The IRS announced Monday that people who want to avoid turning over their biometric data as part of the login process can now talk to a human via video chat instead to prove they are who they say they are.
The original plan would have required those who wanted to access certain IRS online services to first submit a picture of a photo ID and then take a video selfie with a smartphone or computer so facial recognition software could compare the two. This one-time procedure would have been necessary in order to request an online tax transcript, for example, or view information about tax payments.
The IRS said that it’s working with the General Services Administration to use Login.Gov, a single sign-on method used on many federal government websites, after this tax season.

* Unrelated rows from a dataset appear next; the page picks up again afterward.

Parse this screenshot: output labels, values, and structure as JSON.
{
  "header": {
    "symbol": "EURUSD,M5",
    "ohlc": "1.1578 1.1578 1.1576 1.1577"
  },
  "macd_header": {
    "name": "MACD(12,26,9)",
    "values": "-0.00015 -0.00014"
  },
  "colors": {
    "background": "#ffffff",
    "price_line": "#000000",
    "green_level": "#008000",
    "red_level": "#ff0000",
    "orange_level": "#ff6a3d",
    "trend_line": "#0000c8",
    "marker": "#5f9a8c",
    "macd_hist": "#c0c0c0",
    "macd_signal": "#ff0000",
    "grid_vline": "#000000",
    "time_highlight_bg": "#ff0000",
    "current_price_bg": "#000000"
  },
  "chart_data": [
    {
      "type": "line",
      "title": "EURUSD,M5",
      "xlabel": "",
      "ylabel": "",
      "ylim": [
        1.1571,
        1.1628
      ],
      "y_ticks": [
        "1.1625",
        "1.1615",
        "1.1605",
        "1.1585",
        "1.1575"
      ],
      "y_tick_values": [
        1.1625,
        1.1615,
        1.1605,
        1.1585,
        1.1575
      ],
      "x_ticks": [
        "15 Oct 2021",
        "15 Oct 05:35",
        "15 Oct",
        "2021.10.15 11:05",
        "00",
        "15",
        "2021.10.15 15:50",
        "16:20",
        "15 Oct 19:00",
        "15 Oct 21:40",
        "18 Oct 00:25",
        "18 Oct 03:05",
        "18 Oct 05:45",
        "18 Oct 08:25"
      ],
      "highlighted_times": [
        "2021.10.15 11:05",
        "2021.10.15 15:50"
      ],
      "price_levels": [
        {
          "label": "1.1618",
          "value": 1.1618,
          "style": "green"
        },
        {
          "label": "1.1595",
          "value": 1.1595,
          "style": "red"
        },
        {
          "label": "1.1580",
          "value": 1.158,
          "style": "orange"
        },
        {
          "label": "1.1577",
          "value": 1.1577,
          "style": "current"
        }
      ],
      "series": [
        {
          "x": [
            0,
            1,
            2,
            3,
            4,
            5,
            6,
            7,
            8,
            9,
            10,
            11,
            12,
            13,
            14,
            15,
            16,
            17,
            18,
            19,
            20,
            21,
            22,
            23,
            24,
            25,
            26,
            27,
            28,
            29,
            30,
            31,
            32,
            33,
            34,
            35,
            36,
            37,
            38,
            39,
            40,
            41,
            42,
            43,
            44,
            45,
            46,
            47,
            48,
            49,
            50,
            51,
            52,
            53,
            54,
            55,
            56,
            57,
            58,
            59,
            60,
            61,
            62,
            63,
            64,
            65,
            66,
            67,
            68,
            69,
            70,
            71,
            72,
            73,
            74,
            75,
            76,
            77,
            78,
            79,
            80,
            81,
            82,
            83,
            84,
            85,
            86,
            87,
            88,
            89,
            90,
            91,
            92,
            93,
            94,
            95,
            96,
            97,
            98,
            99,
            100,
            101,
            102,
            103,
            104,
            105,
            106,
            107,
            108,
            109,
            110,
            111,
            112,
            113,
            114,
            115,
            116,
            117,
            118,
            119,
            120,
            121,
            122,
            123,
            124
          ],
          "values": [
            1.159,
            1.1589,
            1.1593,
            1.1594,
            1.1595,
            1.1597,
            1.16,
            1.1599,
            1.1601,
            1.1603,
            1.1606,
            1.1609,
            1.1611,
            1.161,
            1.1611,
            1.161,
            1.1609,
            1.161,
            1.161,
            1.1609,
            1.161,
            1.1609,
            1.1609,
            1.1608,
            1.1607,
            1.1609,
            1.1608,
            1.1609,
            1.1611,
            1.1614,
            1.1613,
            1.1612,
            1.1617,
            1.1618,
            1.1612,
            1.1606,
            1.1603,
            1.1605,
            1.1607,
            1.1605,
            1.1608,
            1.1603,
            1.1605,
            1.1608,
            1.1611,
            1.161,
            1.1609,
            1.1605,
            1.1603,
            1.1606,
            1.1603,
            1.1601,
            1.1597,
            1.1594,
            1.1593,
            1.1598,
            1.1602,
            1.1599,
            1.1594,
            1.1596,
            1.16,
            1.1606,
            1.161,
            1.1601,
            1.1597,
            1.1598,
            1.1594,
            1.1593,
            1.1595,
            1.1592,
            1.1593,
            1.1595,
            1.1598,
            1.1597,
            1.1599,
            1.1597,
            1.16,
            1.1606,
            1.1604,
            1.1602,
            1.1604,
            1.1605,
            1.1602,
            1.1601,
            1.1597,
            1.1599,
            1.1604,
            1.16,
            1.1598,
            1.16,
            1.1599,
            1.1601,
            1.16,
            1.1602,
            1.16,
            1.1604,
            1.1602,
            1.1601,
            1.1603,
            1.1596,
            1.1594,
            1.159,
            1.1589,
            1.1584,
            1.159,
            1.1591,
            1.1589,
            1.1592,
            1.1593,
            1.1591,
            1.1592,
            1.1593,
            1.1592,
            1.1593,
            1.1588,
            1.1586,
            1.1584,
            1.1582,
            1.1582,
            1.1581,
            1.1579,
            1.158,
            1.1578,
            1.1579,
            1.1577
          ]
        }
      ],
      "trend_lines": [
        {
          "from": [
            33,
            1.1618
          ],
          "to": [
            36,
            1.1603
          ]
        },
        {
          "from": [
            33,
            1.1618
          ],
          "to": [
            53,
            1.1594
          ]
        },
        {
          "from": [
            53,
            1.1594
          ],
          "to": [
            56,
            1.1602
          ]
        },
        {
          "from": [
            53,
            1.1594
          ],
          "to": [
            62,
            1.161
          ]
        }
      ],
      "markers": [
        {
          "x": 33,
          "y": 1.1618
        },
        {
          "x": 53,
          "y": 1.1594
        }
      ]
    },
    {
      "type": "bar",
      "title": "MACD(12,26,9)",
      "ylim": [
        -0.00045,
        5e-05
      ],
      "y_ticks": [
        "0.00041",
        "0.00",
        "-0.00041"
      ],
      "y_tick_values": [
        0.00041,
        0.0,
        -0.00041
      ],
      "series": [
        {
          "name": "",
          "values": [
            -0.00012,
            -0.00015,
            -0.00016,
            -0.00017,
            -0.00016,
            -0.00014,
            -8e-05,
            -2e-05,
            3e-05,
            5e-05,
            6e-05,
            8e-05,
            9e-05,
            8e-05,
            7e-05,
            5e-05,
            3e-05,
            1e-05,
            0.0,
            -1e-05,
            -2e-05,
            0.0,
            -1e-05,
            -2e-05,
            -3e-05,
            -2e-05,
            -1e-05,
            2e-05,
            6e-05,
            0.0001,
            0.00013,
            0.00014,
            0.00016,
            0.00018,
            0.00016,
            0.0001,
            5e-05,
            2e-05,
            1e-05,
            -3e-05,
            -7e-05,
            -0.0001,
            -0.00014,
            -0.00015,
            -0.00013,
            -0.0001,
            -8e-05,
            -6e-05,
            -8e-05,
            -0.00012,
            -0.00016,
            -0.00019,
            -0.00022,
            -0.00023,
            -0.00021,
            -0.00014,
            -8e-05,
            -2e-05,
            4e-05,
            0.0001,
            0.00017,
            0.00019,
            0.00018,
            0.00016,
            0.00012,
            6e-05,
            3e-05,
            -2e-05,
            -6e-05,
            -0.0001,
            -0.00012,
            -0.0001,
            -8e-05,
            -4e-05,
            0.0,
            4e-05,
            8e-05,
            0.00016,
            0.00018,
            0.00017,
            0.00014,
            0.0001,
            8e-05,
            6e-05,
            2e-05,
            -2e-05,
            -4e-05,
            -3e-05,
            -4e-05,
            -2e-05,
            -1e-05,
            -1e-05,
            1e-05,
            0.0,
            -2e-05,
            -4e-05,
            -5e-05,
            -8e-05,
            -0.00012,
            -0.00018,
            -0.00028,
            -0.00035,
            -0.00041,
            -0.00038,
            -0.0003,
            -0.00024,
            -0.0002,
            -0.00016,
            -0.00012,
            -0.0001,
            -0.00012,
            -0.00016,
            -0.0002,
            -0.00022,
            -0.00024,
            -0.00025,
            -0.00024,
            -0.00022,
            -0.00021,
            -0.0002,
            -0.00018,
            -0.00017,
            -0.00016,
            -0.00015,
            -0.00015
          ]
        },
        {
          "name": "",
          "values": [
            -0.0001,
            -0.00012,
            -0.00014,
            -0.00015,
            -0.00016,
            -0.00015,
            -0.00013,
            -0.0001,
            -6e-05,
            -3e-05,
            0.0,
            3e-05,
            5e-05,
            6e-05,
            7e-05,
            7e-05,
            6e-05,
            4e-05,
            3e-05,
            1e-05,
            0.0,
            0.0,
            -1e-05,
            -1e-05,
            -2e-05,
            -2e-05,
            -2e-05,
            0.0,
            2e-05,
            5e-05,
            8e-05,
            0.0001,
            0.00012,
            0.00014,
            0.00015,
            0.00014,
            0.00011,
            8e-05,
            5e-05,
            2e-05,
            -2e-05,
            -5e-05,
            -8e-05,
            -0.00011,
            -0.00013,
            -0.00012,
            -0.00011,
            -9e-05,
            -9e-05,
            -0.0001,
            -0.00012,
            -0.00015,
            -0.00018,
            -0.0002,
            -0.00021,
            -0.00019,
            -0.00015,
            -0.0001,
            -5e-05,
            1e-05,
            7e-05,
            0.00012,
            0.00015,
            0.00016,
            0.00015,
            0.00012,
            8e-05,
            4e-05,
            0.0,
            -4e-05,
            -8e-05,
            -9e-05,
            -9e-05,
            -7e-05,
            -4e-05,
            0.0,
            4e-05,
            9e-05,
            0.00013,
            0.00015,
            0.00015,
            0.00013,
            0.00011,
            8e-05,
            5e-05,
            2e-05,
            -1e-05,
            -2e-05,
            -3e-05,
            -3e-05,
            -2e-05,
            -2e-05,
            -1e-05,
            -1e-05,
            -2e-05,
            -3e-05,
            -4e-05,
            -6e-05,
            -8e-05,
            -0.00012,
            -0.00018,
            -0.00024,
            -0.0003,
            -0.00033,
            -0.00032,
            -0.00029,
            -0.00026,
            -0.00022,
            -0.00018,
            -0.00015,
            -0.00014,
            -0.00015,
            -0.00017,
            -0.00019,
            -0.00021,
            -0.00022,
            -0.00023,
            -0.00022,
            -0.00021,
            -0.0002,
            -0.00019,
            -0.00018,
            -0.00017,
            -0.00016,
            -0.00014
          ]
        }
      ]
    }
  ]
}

For people who choose to use the automated process for identity verification, the IRS also said it now requires the selfie a taxpayer submits to ID.me be deleted after they’ve created their account, though the IRS did not say how long it will take until that happens. The IRS also said that any biometric information that had already been submitted by people verifying their identities for access to an online account will be deleted in the next few weeks.
The federal government has no rules regulating the use of facial recognition software, but the technology has come under fire from privacy groups, who oppose it for privacy issues and other potential dangers. For instance, the technology has been shown to be less accurate when identifying people of color, and several Black men, at least, have been wrongfully arrested due to the use of facial recognition.
Jeramie Scott, senior counsel for the Electronic Privacy Information Center, which was among the groups protesting the IRS’s use of facial-recognition software, said it’s good that the agency is moving away from the technology. However, he thinks it would be better if the IRS halted its use immediately, as its continued availability “from a government entity” can suggest to people that it’s safe and okay to use.